F
Hu Feng's Prison Years
-
- $9.99
-
- $9.99
Publisher Description
Hu Feng, the ‘counterrevolutionary’ leader of a banned literary school, spent twenty-five years in the Chinese Communist Party’s prison system. But back in the Party’s early days, he was one of its best known literary theoreticians and critics—at least until factional infighting, and his short fuse, made him persona non grata among the establishment.
His wife, Mei Zhi, shared his incarceration for many years. F is her account of that time, beginning ten years after her and Hu Feng’s initial arrest. She herself was eventually released, after which she navigated the party’s Byzantine prison bureaucracy searching for his whereabouts. Having finally found him, she voluntarily returned to gaol to care for him in his rage and suffering, watching his descent into madness as the excesses of the Cultural Revolution took their toll.
Both an intimate portrait of Mei Zhi’s life with Hu Feng and a stark account of the prison system and life under Mao, F is at once beautiful and harrowing.

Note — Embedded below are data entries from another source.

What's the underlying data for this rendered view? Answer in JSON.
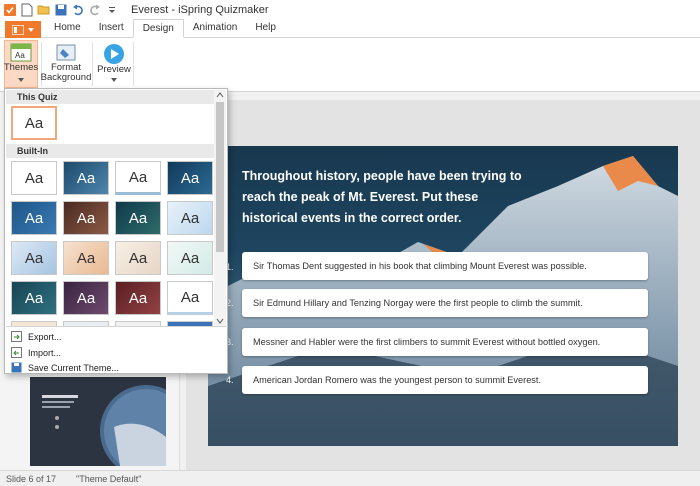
{
  "window": {
    "title": "Everest - iSpring Quizmaker"
  },
  "quick_access": {
    "undo_icon": "undo-icon",
    "redo_icon": "redo-icon",
    "save_icon": "save-icon",
    "open_icon": "open-folder-icon",
    "new_icon": "new-file-icon",
    "customize_icon": "customize-arrow-icon"
  },
  "ribbon": {
    "tabs": [
      {
        "label": "Home",
        "active": false
      },
      {
        "label": "Insert",
        "active": false
      },
      {
        "label": "Design",
        "active": true
      },
      {
        "label": "Animation",
        "active": false
      },
      {
        "label": "Help",
        "active": false
      }
    ],
    "buttons": {
      "themes": "Themes",
      "format_background_line1": "Format",
      "format_background_line2": "Background",
      "preview": "Preview"
    }
  },
  "themes_dropdown": {
    "section_this_quiz": "This Quiz",
    "section_built_in": "Built-In",
    "sample": "Aa",
    "actions": [
      "Export...",
      "Import...",
      "Save Current Theme..."
    ]
  },
  "slide": {
    "question": "Throughout history, people have been trying to reach the peak of Mt. Everest. Put these historical events in the correct order.",
    "answers": [
      {
        "num": "1.",
        "text": "Sir Thomas Dent suggested in his book that climbing Mount Everest was possible."
      },
      {
        "num": "2.",
        "text": "Sir Edmund Hillary and Tenzing Norgay were the first people to climb the summit."
      },
      {
        "num": "3.",
        "text": "Messner and Habler were the first climbers to summit Everest without bottled oxygen."
      },
      {
        "num": "4.",
        "text": "American Jordan Romero was the youngest person to summit Everest."
      }
    ]
  },
  "status_bar": {
    "slide_info": "Slide 6 of 17",
    "theme_info": "\"Theme Default\""
  },
  "colors": {
    "accent": "#f0792b",
    "theme_selected_bg": "#fbd9c4"
  }
}
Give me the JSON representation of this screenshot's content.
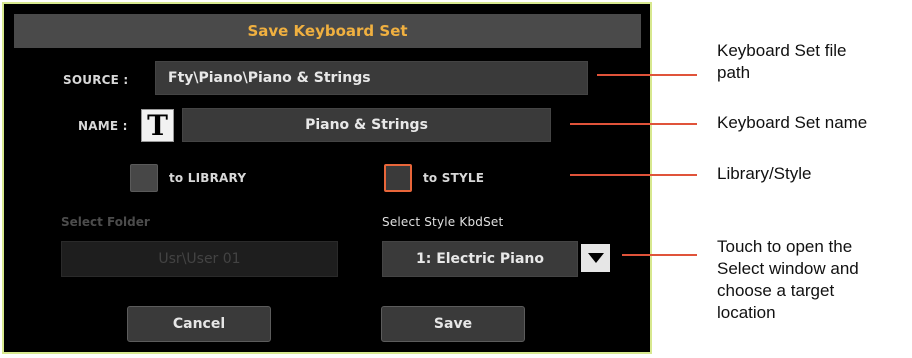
{
  "dialog": {
    "title": "Save Keyboard Set",
    "source": {
      "label": "SOURCE :",
      "value": "Fty\\Piano\\Piano & Strings"
    },
    "name": {
      "label": "NAME :",
      "text_button": "T",
      "value": "Piano & Strings"
    },
    "targets": {
      "library": {
        "label": "to LIBRARY",
        "checked": false
      },
      "style": {
        "label": "to STYLE",
        "checked": true
      }
    },
    "select_folder": {
      "label": "Select Folder",
      "value": "Usr\\User 01",
      "enabled": false
    },
    "select_style_kbdset": {
      "label": "Select Style KbdSet",
      "value": "1: Electric Piano"
    },
    "buttons": {
      "cancel": "Cancel",
      "save": "Save"
    }
  },
  "callouts": {
    "file_path": [
      "Keyboard Set file",
      "path"
    ],
    "name": "Keyboard Set name",
    "target": "Library/Style",
    "select": [
      "Touch to open the",
      "Select window and",
      "choose a target",
      "location"
    ]
  },
  "colors": {
    "dialog_bg": "#000000",
    "border": "#d7e88e",
    "title_text": "#f0b040",
    "selected_check": "#e8663a",
    "callout_line": "#e0533a"
  }
}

With support from English PEN
This book has been selected to receive financial assistance from English PEN’s Writers in Translation programme supported by Bloomberg. English PEN exists to promote literature and its understanding, uphold writers’ freedoms around the world, campaign against the persecution and imprisonment of writers for stating their views, and promote the friendly co-operation of writers and free exchange of ideas. For more information visit www.englishpen.org.
PUBLISHERS WEEKLY
A Chinese dissident couple endure a Kafkaesque ordeal in this bleak memoir. Hu Feng (aka Zhang Guangren) a prominent Communist literary critic, spent 25 years in the Chinese penal system on vague charges of "idealism"; Mei Zhi, who spent seven years in prison for being his wife (and died in 2004), focuses her reminiscences on their years under nerve-racking house arrest during the Cultural Revolution. The struggle between the prickly, perversely courageous Hu and Chinese bureaucrats, who clothed harsh coercion in chummy paternalism, makes for a striking study of Maoism's spiritual contortions. As part of his "thought reform," Hu is ordered to pen self-criticisms of his (and his friends') unspecified "guilt"; he responds with a defiant passive aggressiveness, avowing his faith in the Party and its right to punish him even as he declares his innocence. (The decadeslong inquisition climaxes when Hu, emerging from a particularly brutal prison stint, lapses into a paranoid graphomania in which he admits to imaginary offenses.) In Benton's limpid translation, Mei's own quest for normalcy a decent meal, a garden, a rare evening of companionship and relaxation amid the poverty and crazed fanaticism of Mao's China comes through with vivid immediacy. The result is a quietly harrowing account of the intimate horrors of totalitarianism.